Uses all the learning strands: seeing, hearing, feeling (tactile), and awareness of motion (kinesthetic). For example, letters can be written in the air while the sound is said aloud. Even math can be multi-sensory!
Diagnostic and Prescriptive
It is diagnostic in the sense that the instructor continuously monitors the verbal, non-verbal, and written responses of the student in order to understand both the student’s challenges and progress. This information is used to plan the next lesson. That lesson is prescriptive in the sense that it is designed to help resolve the student’s difficulties and build upon the student’s progress noted in the previous lesson.
Lesson content includes explaining to students what is to be learned, why it is to be learned, and how it is to be learned.
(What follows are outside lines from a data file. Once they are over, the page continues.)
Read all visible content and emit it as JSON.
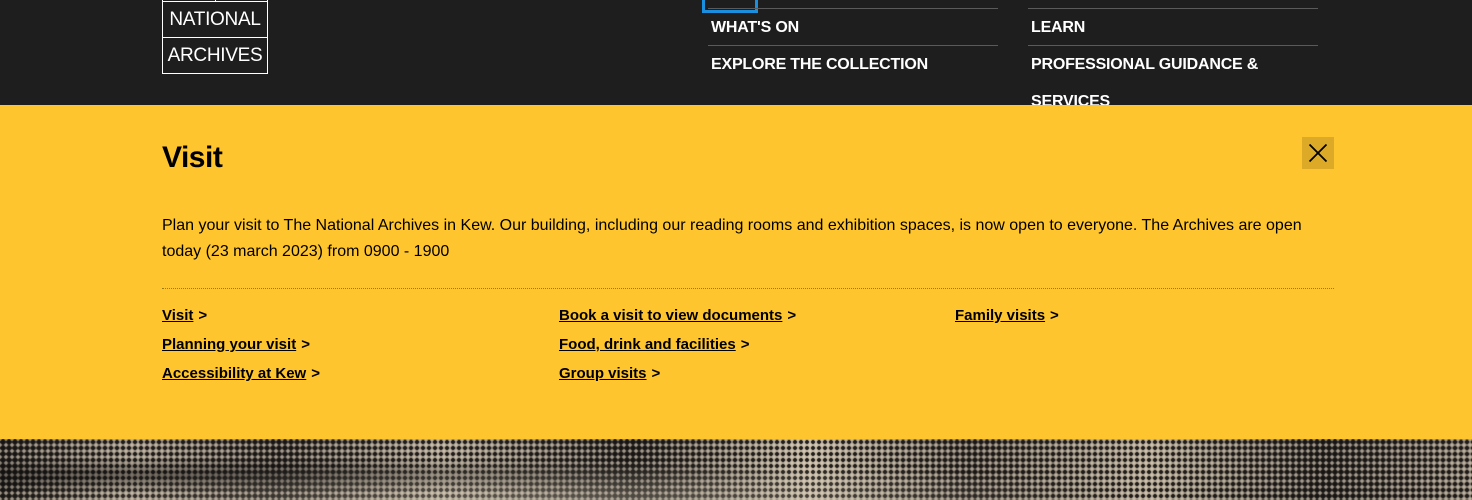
{
  "logo": {
    "line1": "",
    "line2": "NATIONAL",
    "line3": "ARCHIVES"
  },
  "nav": {
    "col1": [
      {
        "label": "WHAT'S ON"
      },
      {
        "label": "EXPLORE THE COLLECTION"
      }
    ],
    "col2": [
      {
        "label": "LEARN"
      },
      {
        "label": "PROFESSIONAL GUIDANCE & SERVICES"
      }
    ]
  },
  "panel": {
    "title": "Visit",
    "close_icon": "close-icon",
    "description": "Plan your visit to The National Archives in Kew. Our building, including our reading rooms and exhibition spaces, is now open to everyone. The Archives are open today (23 march 2023) from 0900 - 1900",
    "chevron": ">",
    "links": {
      "col1": [
        {
          "label": "Visit"
        },
        {
          "label": "Planning your visit"
        },
        {
          "label": "Accessibility at Kew"
        }
      ],
      "col2": [
        {
          "label": "Book a visit to view documents"
        },
        {
          "label": "Food, drink and facilities"
        },
        {
          "label": "Group visits"
        }
      ],
      "col3": [
        {
          "label": "Family visits"
        }
      ]
    }
  },
  "colors": {
    "header_bg": "#1e1e1e",
    "panel_bg": "#fec52e",
    "close_bg": "#ddaa28",
    "focus_outline": "#1a8fe0"
  }
}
It uses systematic phonics, stressing the 'alphabetic principle' in the initial stages of reading development. The principle teaches that words are made up of individual speech sounds, and the letters of written words graphically represent those speech sounds.
Formally teaches syllabic, morphemic, syntactic, semantic, and grammatical structures of language and writing. Involves the student in integrative practices that involve reading, spelling, and writing together.
Stresses language patterns that determine word order and sentence structure and the meaning of words and phrases. Also examines common patterns and literary forms employed by writers.
Systematic and Structured
Information is presented in an ordered way that indicates the relationship between the material currently being taught and material previously taught.
Sequential, Incremental, and Cumulative
Learners move from the simple, well-learned material to the more complex, only after mastering each step along the way.
Continuous Feedback and Positive Reinforcement
A close teacher-student relationship that builds self-confidence based on success and mastery.
Students understand the what why and how of the learning process. Confidence is gained as they improve their ability to apply new knowledge about the learning process itself.
Teaching is directed toward providing the success. With mastery comes increased self-confidence and motivation.